2013 Iranian presidential election candidate-registrant Mohammad-Bagher Ghalibaf has tried to steer a course between hardliners and moderates. Ghalibaf recognizes that there are two potential source of power that he can appeal to if he is to have a chance at winning the presidency: The Islamic Republic’s hardline political establishment which includes Supreme Leader Ayatollah Ali Khamenei and the Islamic Revolutionary Guard Corps (IRGC) on one hand and moderate Iranian voters on the other. We here at IranPolitik contend that at least since the 2009 Iranian presidential election, if not earlier, the hardline establishment has been a more important source of power. Regardless, by navigating a steady course between the two, a Principalist candidate could theoretically gain the support of both sources of power and win the presidency. However the recent release of two recordings of speeches he made, one allegedly to a private gathering of the hardline Basij and the other to a public gather of Sharif University of Technology students, gives the impression that rather than a well crafted strategy to navigate between hardliners and moderates Ghalibaf may in fact be running on two opposite political platforms.
The controversy centers on what Ghalibaf did or did not do as chief of police in 2003, although the full story begins earlier. On 06 July 1999 Salam daily newspaper, associated with then President Mohammad Khatami and the Reformists, released top-secret documents which were potentially damaging to the hardliners. In retaliation, hardliners ordered the newspaper closed. This sparked the 18th Tir Uprising from 09 – 14 July, during which public demonstrations resulted in a brutal police attack on the University of Tehran’s dormitory which left 3-7 people dead and many others critically wounded. In 2003 UT students in the dormitory decided to commemorate the 18 Tir Uprising and prepared for a violent confrontation with the police. Enter Ghalibaf.
The leaked audio recording is believed to be from a speech Ghalibaf gave to the Basij during a private meeting a few weeks ago, although this has not been officially confirmed. In the audio Ghalibaf is trying to make himself appear very hardline toward Reformists and students. He states that when he went before the Supreme Security Council of the Country in 2003, which included the minister of interior, higher education, and chancellor of the UT, and had been called to deal with the students, he was denied the right to enter the dormitory and open fire. Ghalibaf claims that he spoke in such harsh terms to the council that then supreme commander of the IRGC Major-General Rahim Safavi had to try and calm him down. Ghalibaf asserts that he ignored Safavi’s entreaties and continued his verbal assault against the council, proclaiming to them that he would send his police into the dormitory and put students in their place. According to him the council relented and signed the order, but that things calmed down and there was no need to carry out an attack on the dormitory. In this audio Ghalibaf also claims that when he was commander of the IRGC Airforce in 1999 he personally took part in suppressing the 18 Tir Uprising by riding on the back of a motorcycle and hitting protesters with a stick.

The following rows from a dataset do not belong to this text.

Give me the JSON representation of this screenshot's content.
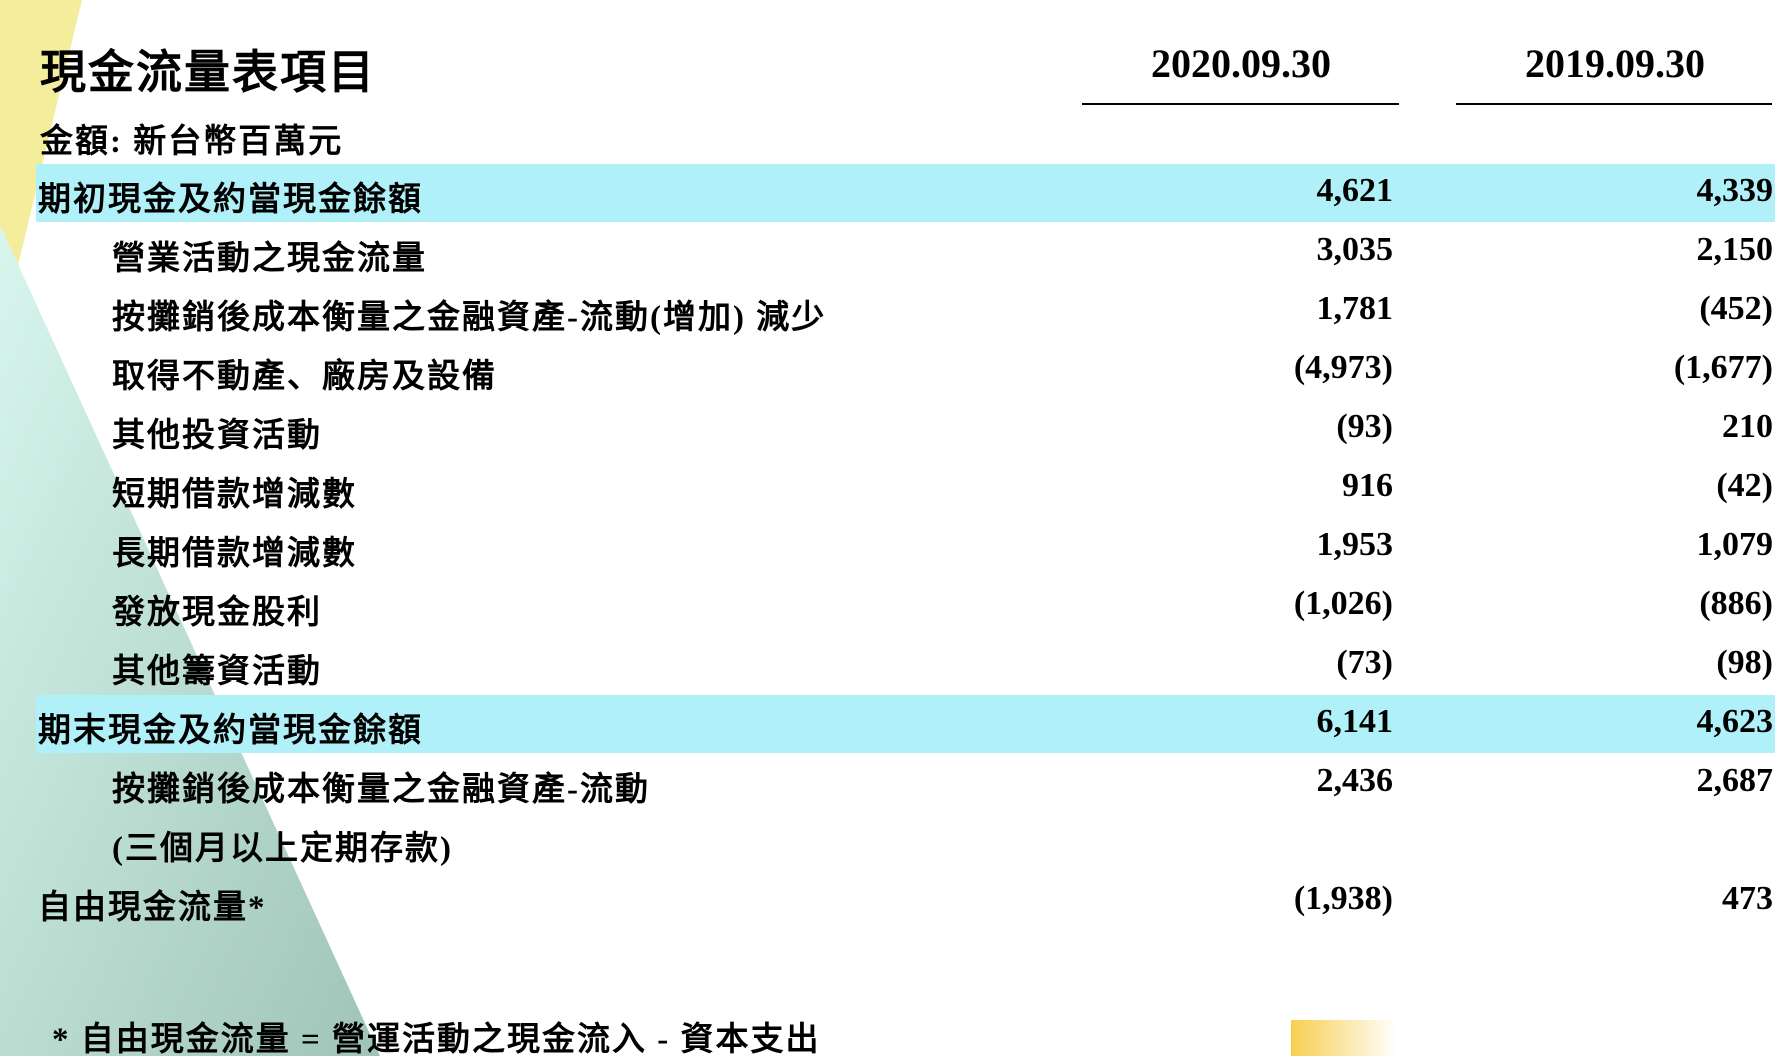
{
  "title": "現金流量表項目",
  "unit_label": "金額: 新台幣百萬元",
  "columns": [
    "2020.09.30",
    "2019.09.30"
  ],
  "colors": {
    "highlight": "#b0f0f8",
    "yellow_shape": "#f4ee9c",
    "teal_shape": "#a9cdbf",
    "accent_gradient": "#f7cf50"
  },
  "rows": [
    {
      "label": "期初現金及約當現金餘額",
      "v2020": "4,621",
      "v2019": "4,339",
      "highlight": true,
      "indent": false
    },
    {
      "label": "營業活動之現金流量",
      "v2020": "3,035",
      "v2019": "2,150",
      "highlight": false,
      "indent": true
    },
    {
      "label": "按攤銷後成本衡量之金融資產-流動(增加) 減少",
      "v2020": "1,781",
      "v2019": "(452)",
      "highlight": false,
      "indent": true
    },
    {
      "label": "取得不動產、廠房及設備",
      "v2020": "(4,973)",
      "v2019": "(1,677)",
      "highlight": false,
      "indent": true
    },
    {
      "label": "其他投資活動",
      "v2020": "(93)",
      "v2019": "210",
      "highlight": false,
      "indent": true
    },
    {
      "label": "短期借款增減數",
      "v2020": "916",
      "v2019": "(42)",
      "highlight": false,
      "indent": true
    },
    {
      "label": "長期借款增減數",
      "v2020": "1,953",
      "v2019": "1,079",
      "highlight": false,
      "indent": true
    },
    {
      "label": "發放現金股利",
      "v2020": "(1,026)",
      "v2019": "(886)",
      "highlight": false,
      "indent": true
    },
    {
      "label": "其他籌資活動",
      "v2020": "(73)",
      "v2019": "(98)",
      "highlight": false,
      "indent": true
    },
    {
      "label": "期末現金及約當現金餘額",
      "v2020": "6,141",
      "v2019": "4,623",
      "highlight": true,
      "indent": false
    },
    {
      "label": "按攤銷後成本衡量之金融資產-流動",
      "v2020": "2,436",
      "v2019": "2,687",
      "highlight": false,
      "indent": true
    },
    {
      "label": "(三個月以上定期存款)",
      "v2020": "",
      "v2019": "",
      "highlight": false,
      "indent": true
    },
    {
      "label": "自由現金流量*",
      "v2020": "(1,938)",
      "v2019": "473",
      "highlight": false,
      "indent": false
    }
  ],
  "footnote": "* 自由現金流量 = 營運活動之現金流入 - 資本支出"
}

The confirmed video recording of Ghalibaf publically speaking to students at Sharif University of Technology however sings a very different tune. Here Ghalibaf states that: “During the session of the Supreme Security Council [of the Country], our friends in the Second of Khordad Movement [Reformists] sat down and gave the Security Force [police], which I was commander of, permission to enter the student dormitory hill and open fire, but I did no such thing.”
Ghalibaf is trying to sell two opposite versions of the same event to two different audiences. In one he presents himself as being very hardline, so much so that he verbally attacks sitting ministers and other notables on the council and claims that as IRGC Airforce commander he took the time from his presumably busy schedule to personally attack street demonstrators. Even the controversial President Mahmoud Ahmadinejad has never tried to portray himself as being this hardline, at least publicly. In his other version of events he presents himself as being exceedingly moderate. Regardless of which version, if any, is true it is unlikely to win him any friends. His strategy of presenting two completely different versions of himself smacks of pure opportunism and is unlikely to win him either the backing of the hardline establishment or moderate voters. This schizophrenia may have been what led Supreme Leader Ayatollah Ali Khamenei and the IRGC to switch their support from Ghalibaf to Ahmadinejad’s candidacy shortly before the 2005 Iranian presidential election.
There is a school of thought on the 2013 election which contends that Ghalibaf is popular among moderate voters, especially the urban middle-class, and could use this and his IRGC credentials to convince the hardline establishment to support him. It is too soon to count Ghalibaf out of the race yet. For all we know, Ghalibaf is not the only candidate to engage in this kind of duplicitous campaigning. However, if true, these recordings potentially show unreconciled tensions in his electoral strategy which are a recipe for failure. Neither the hardline establishment or moderate voters are likely to be convinced.